2

I am writing a C++17 application and I need to manage an STL or boost::collections equivalent data structure in shared memory.

I'm not sure of the simplest syntax (which avoids passing allocators all over the place) to create and update the shared data structure.

I have been searching for some time, but other than a trivial String->String map, examples focused on custom data structures or POD structs are hard to come by. (I suspect that the allocator associated with POD structs would be fairly easy, as these can be allocated from contiguous memory, and therefore could use the simple char allocator - equivalent to Shared::Alloc<char> below).

From what I understand, the key to managing collections of data structures in shared memory centers around the correct choice of a stateful allocators and the ability to have that allocator shared with its nested children.

So for example, let's say I have a map<Shared::String, vector<Shared::String>> in shared memory, somehow the magic of the scoped_allocator_adaptor would work.

Beyond the simple example of a map<SHMString, vector<String>> above, I would really like to manage a map<SHMString, vector<UserStruct>> where UserStruct can be either a POD struct or a struct containing a String or List of strings.

I started out with the following as a useful starting point from another answer I found in SO:

namespace bip = boost::interprocess;

namespace Shared {
    using Segment = bip::managed_shared_memory;

    template <typename T>
        using Alloc   = bip::allocator<T, Segment::segment_manager>;
    using Scoped  = boost::container::scoped_allocator_adaptor<Alloc<char>>;

    using String  = boost::container::basic_string<char, std::char_traits<char>, Scoped>;
    using KeyType = String;
}

It looks like the Shared:Scoped allocator adapter is key to propagating the allocator from a top level container to its children.
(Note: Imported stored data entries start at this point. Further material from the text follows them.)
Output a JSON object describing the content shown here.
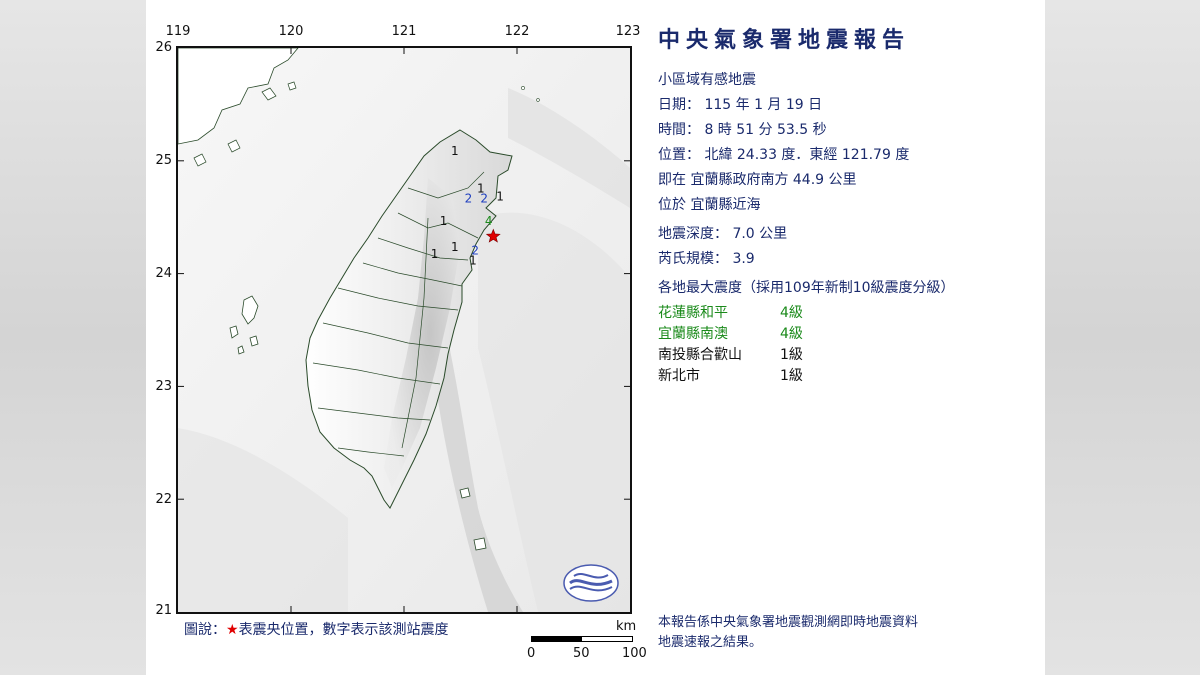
{
  "report": {
    "title": "中央氣象署地震報告",
    "category": "小區域有感地震",
    "date_label": "日期：",
    "date_value": "115 年 1 月 19 日",
    "time_label": "時間：",
    "time_value": "8 時 51 分 53.5 秒",
    "location_label": "位置：",
    "location_value": "北緯 24.33 度．東經 121.79 度",
    "relative_line": "即在 宜蘭縣政府南方 44.9 公里",
    "region_line": "位於 宜蘭縣近海",
    "depth_label": "地震深度：",
    "depth_value": "7.0 公里",
    "magnitude_label": "芮氏規模：",
    "magnitude_value": "3.9",
    "intensity_header": "各地最大震度（採用109年新制10級震度分級）",
    "intensities": [
      {
        "location": "花蓮縣和平",
        "level": "4級",
        "color": "#1a8a1a"
      },
      {
        "location": "宜蘭縣南澳",
        "level": "4級",
        "color": "#1a8a1a"
      },
      {
        "location": "南投縣合歡山",
        "level": "1級",
        "color": "#111111"
      },
      {
        "location": "新北市",
        "level": "1級",
        "color": "#111111"
      }
    ],
    "footnote_line1": "本報告係中央氣象署地震觀測網即時地震資料",
    "footnote_line2": "地震速報之結果。"
  },
  "map": {
    "lon_ticks": [
      "119",
      "120",
      "121",
      "122",
      "123"
    ],
    "lat_ticks": [
      "26",
      "25",
      "24",
      "23",
      "22",
      "21"
    ],
    "epicenter": {
      "lat": 24.33,
      "lon": 121.79,
      "color": "#e00000"
    },
    "stations": [
      {
        "value": "1",
        "lat": 25.05,
        "lon": 121.45,
        "color": "#111111"
      },
      {
        "value": "1",
        "lat": 24.72,
        "lon": 121.68,
        "color": "#111111"
      },
      {
        "value": "1",
        "lat": 24.65,
        "lon": 121.85,
        "color": "#111111"
      },
      {
        "value": "2",
        "lat": 24.63,
        "lon": 121.57,
        "color": "#1f3fbf"
      },
      {
        "value": "2",
        "lat": 24.63,
        "lon": 121.71,
        "color": "#1f3fbf"
      },
      {
        "value": "4",
        "lat": 24.43,
        "lon": 121.75,
        "color": "#1a8a1a"
      },
      {
        "value": "1",
        "lat": 24.43,
        "lon": 121.35,
        "color": "#111111"
      },
      {
        "value": "1",
        "lat": 24.2,
        "lon": 121.45,
        "color": "#111111"
      },
      {
        "value": "2",
        "lat": 24.17,
        "lon": 121.63,
        "color": "#1f3fbf"
      },
      {
        "value": "1",
        "lat": 24.14,
        "lon": 121.27,
        "color": "#111111"
      },
      {
        "value": "1",
        "lat": 24.08,
        "lon": 121.61,
        "color": "#111111"
      }
    ],
    "legend_label": "圖說：",
    "legend_star": "★",
    "legend_text": "表震央位置，數字表示該測站震度",
    "scale_unit": "km",
    "scale_ticks": [
      "0",
      "50",
      "100"
    ]
  }
}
I'm not sure if this is different when applied to the boost containers vs the standard containers.

An example, and explanation on how to construct these objects in a way that would allow me to propagate the scoped_allocator_adaptor to my POD or custom struct is what I am looking for.

sehe
  • 374,641
  • 47
  • 450
  • 633
johnco3
  • 2,401
  • 4
  • 35
  • 67

1 Answers1

3

Shooting for the stars, are we :) Painless allocator propagation is the holy grail.

It looks like the Shared:Scoped allocator adapter is key to propagating the allocator from a top level container to its children.

Indeed

I'm not sure if this is different when applied to the boost containers vs the standard containers.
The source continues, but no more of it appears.